Dans quelle mesure fumer affecte-t-il la densité osseuse ?
Fumer augmente nettement le risque d'ostéoporose et de fracture de hanche ; arrêter aide, mais il faut au moins dix ans avant que le risque de fracture diminue de façon perceptible.
Fumer double grosso modo le risque d'ostéoporose. Par rapport aux non-fumeurs, les fumeurs présentent un risque environ 2,2 fois plus élevé d'ostéoporose et environ 70 % plus élevé d'ostéopénie, une forme moins sévère de perte de densité osseuse. Ce sur-risque persiste après ajustement sur d'autres facteurs comme l'âge, le sexe et le poids.
Plus tu fumes, plus l'effet est marqué. Les études mesurant la cotinine sanguine, un marqueur qui reflète la quantité fumée, montrent que le risque augmente progressivement. Il n'existe pas de seuil unique à partir duquel le danger s'installe, mais les données révèlent des points d'inflexion où le risque fait un bond notable.

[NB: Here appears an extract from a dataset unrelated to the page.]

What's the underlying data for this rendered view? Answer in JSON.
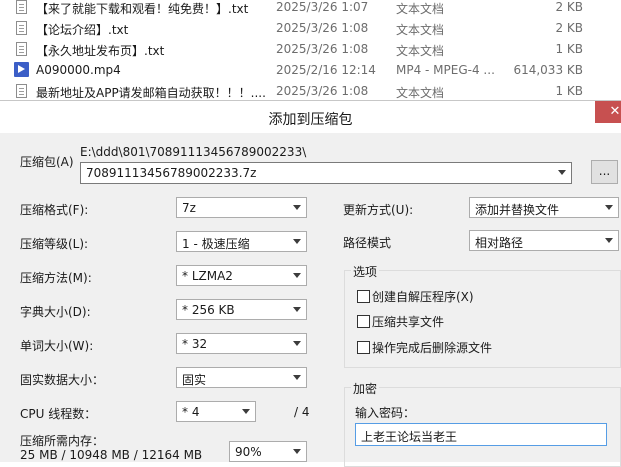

Chez les femmes qui fumaient beaucoup, plus de 15 cigarettes par jour, le risque de fracture de hanche était 30 % plus élevé que chez les non-fumeuses. Ce sur-risque n'était pas démontrable chez les fumeuses légères. Cette distinction est importante : une fracture de hanche à un âge avancé compromet sérieusement la mobilité et l'autonomie.
Des recherches en génétique confortent l'idée d'un lien causal. Une étude utilisant des variantes génétiques comme indicateur du comportement tabagique, c'est-à-dire une randomisation mendélienne, a montré que la prédisposition génétique à fumer augmente aussi le risque de fracture, indépendamment des autres habitudes de vie. Fait notable : aucun effet direct sur la densité osseuse mesurable n'a été mis en évidence, ce qui laisse penser que le tabac accroît le risque de fracture en partie par d'autres mécanismes que la seule perte osseuse.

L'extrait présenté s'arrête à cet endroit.